Она вдруг догадалась, что летчик высматривает с высоты, нет ли в деревне немцев. Задыхаясь от волнения, Елена Владимировна вытащила из комода красную, в розах, ковровую шаль, накинула на плечи, вышла торопливо из дому и остановилась посредине улицы. И глухой рокот мотора на миг затих в вышине. На широко распростертых крыльях, словно огромная птица, самолет скользнул вниз. Два больших тюка выпали из кабины, и ветер снес их в овраг.
И Елена Владимировна побежала за ними. Она уже не видела, как приветливо замахал ей рукой летчик, как скрылся за облаками самолет… Она бежала, увязая, барахтаясь в глубоком снегу, падала и снова поднималась.
Два больших, зашитых в холст и туго стянутых бечевками тюка лежали у корней сломанной березы. Крупными буквами на них было написано: «Учебники, тетради, карандаши школьникам деревни Светлый Ручей».
Елена Владимировна стояла на коленях у березы, не чувствуя, как снег обжигает ее ноги, и, взволнованная, растроганная, с тяжело бьющимся сердцем, ждала бегущих к ней из деревни школьников.
ВОСПОМИНАНИЯ ВОЕННЫХ ЛЕТ
Наша дивизия отступала, я с нею отступал последним. Накануне, в бою, взрыв вражеского снаряда легко, словно тряпичную, набитую опилками куклу, взметнул меня вверх, а затем с размаху шваркнул о булыжник шоссе.
Как меня не раздавили здесь — до сих пор не пойму.
Очнулся я ночью в кювете. Вероятно, какой-то шофер оттащил меня за ноги в канаву.
Всю ночь и почти весь день я и провалялся тут.
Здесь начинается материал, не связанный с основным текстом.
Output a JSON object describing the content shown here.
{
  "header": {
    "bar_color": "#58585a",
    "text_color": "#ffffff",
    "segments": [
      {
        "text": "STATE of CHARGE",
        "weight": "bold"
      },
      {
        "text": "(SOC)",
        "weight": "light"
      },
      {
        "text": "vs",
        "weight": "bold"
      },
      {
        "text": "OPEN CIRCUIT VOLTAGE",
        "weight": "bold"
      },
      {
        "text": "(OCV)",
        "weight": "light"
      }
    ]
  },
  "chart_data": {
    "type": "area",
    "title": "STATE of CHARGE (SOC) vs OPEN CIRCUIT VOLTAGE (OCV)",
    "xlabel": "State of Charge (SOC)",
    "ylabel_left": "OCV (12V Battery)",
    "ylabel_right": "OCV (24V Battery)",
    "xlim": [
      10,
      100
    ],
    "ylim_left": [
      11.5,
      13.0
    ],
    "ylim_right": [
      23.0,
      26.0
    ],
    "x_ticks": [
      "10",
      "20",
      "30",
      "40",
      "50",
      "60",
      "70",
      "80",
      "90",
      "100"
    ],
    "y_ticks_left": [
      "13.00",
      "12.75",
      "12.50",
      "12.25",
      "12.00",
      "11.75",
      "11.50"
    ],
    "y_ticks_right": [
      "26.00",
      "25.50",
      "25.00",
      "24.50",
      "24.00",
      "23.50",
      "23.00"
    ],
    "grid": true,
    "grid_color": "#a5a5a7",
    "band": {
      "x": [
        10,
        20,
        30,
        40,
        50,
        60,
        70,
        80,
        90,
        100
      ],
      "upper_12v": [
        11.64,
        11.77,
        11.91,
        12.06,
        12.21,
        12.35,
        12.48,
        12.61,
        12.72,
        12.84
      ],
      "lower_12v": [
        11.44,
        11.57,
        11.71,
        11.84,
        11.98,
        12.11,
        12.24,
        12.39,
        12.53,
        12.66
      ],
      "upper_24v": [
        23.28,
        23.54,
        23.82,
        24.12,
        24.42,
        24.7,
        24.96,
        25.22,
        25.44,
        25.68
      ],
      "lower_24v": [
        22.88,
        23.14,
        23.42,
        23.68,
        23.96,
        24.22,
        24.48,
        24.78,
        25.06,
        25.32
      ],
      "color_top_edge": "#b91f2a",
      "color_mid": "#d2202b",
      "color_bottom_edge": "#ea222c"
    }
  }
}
На шоссе скрипели отходящие обозы, словно множество точильщиков точили ножи. Я не мог двигаться, не мог говорить, стонать. Живыми в моем теле были глаза. Только глаза вбирали, впитывали прохладу ночи. Потом мне показалось, что я лежу под цветущей яблоней, но это была не яблоня, а фосфоресцирующее звездное небо.
На рассвете обильная роса смочила мое лицо, но я не смог, как ни пытался, облизать губы, чтобы хоть слегка утолить жажду, и тяжелые, словно оловянные, капли лежали на мне, как на придорожном камне, пока не испарились.
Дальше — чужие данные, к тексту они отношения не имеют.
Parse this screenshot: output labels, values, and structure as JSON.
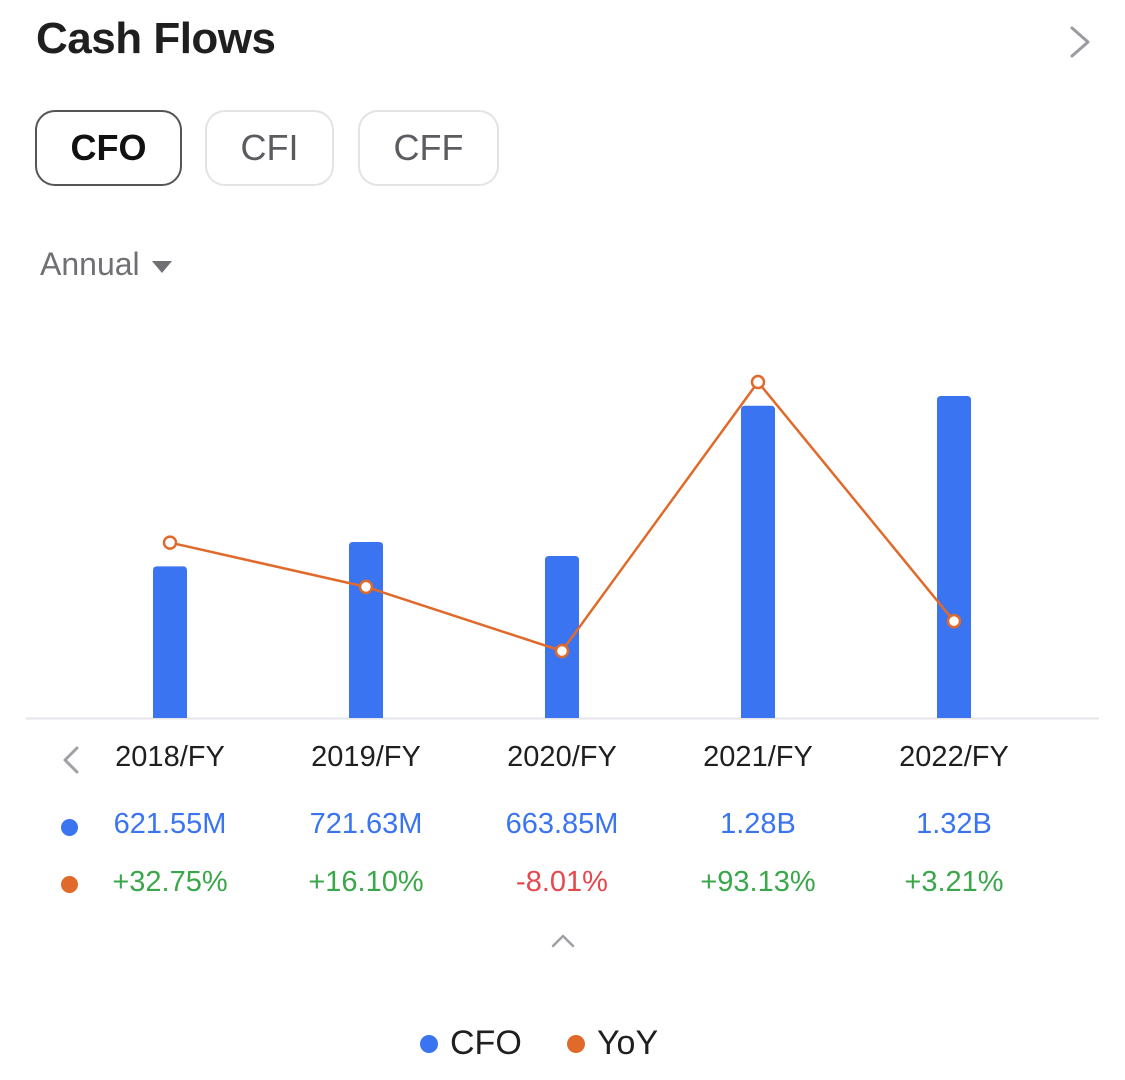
{
  "header": {
    "title": "Cash Flows"
  },
  "tabs": [
    {
      "label": "CFO",
      "active": true
    },
    {
      "label": "CFI",
      "active": false
    },
    {
      "label": "CFF",
      "active": false
    }
  ],
  "period": {
    "label": "Annual"
  },
  "colors": {
    "cfo": "#3a74f0",
    "yoy": "#e06a2b",
    "positive": "#3aa84a",
    "negative": "#e5484d"
  },
  "icons": {
    "more": "chevron-right-icon",
    "prev": "chevron-left-icon",
    "collapse": "chevron-up-icon",
    "dropdown": "caret-down-icon"
  },
  "table": {
    "years": [
      "2018/FY",
      "2019/FY",
      "2020/FY",
      "2021/FY",
      "2022/FY"
    ],
    "cfo_labels": [
      "621.55M",
      "721.63M",
      "663.85M",
      "1.28B",
      "1.32B"
    ],
    "yoy_labels": [
      "+32.75%",
      "+16.10%",
      "-8.01%",
      "+93.13%",
      "+3.21%"
    ]
  },
  "legend": {
    "cfo": "CFO",
    "yoy": "YoY"
  },
  "chart_data": {
    "type": "bar",
    "categories": [
      "2018/FY",
      "2019/FY",
      "2020/FY",
      "2021/FY",
      "2022/FY"
    ],
    "series": [
      {
        "name": "CFO",
        "type": "bar",
        "values": [
          621.55,
          721.63,
          663.85,
          1280,
          1320
        ],
        "unit": "M"
      },
      {
        "name": "YoY",
        "type": "line",
        "values": [
          32.75,
          16.1,
          -8.01,
          93.13,
          3.21
        ],
        "unit": "%"
      }
    ],
    "grid": false,
    "legend_position": "bottom-center"
  }
}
А днем солнечные лучи через глаза, как через капилляры, начали насыщать мое тело жизнью, и я пробудился от забытья.
Рассказывать, как я сперва полз, а потом передвигался на четвереньках, словно кошка с перешибленным хребтом, а потом ковылял, цепляясь за кусты и ветки деревьев, — утомительно и неинтересно.
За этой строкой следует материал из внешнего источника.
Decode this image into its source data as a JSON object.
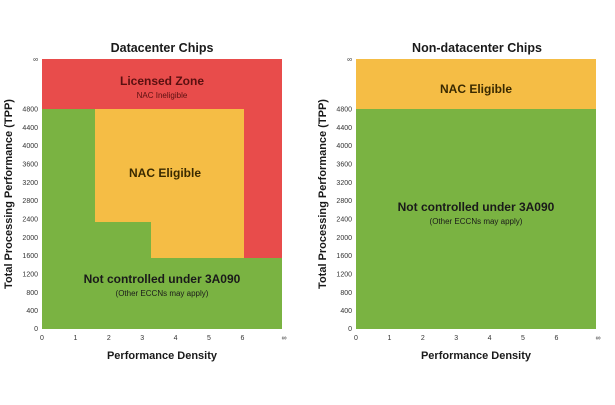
{
  "colors": {
    "red": "#e84c4b",
    "amber": "#f5bd45",
    "green": "#7ab342",
    "dark_text": "#1a1a1a",
    "red_text": "#5a1010",
    "amber_text": "#3a2a00"
  },
  "left_chart": {
    "title": "Datacenter Chips",
    "xlabel": "Performance Density",
    "ylabel": "Total Processing Performance (TPP)",
    "x_ticks": [
      "0",
      "1",
      "2",
      "3",
      "4",
      "5",
      "6",
      "∞"
    ],
    "y_ticks": [
      "400",
      "800",
      "1200",
      "1600",
      "2000",
      "2400",
      "2800",
      "3200",
      "3600",
      "4000",
      "4400",
      "4800",
      "∞"
    ],
    "zones": {
      "licensed": {
        "main": "Licensed Zone",
        "sub": "NAC Ineligible"
      },
      "nac": {
        "main": "NAC Eligible"
      },
      "not_controlled": {
        "main": "Not controlled under 3A090",
        "sub": "(Other ECCNs may apply)"
      }
    }
  },
  "right_chart": {
    "title": "Non-datacenter Chips",
    "xlabel": "Performance Density",
    "ylabel": "Total Processing Performance (TPP)",
    "x_ticks": [
      "0",
      "1",
      "2",
      "3",
      "4",
      "5",
      "6",
      "∞"
    ],
    "y_ticks": [
      "400",
      "800",
      "1200",
      "1600",
      "2000",
      "2400",
      "2800",
      "3200",
      "3600",
      "4000",
      "4400",
      "4800",
      "∞"
    ],
    "zones": {
      "nac": {
        "main": "NAC Eligible"
      },
      "not_controlled": {
        "main": "Not controlled under 3A090",
        "sub": "(Other ECCNs may apply)"
      }
    }
  }
}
К вечеру я, опираясь на выломанную из плетня жердь, уже шагал, медленно, очень медленно.
Было тихо, как в театре перед самым поднятием занавеса, и когда я увидел старинный готический собор, а вокруг него приземистый одноэтажный русско-польско-еврейский городок, то мне показалось, что присутствую на опере «Тарас Бульба».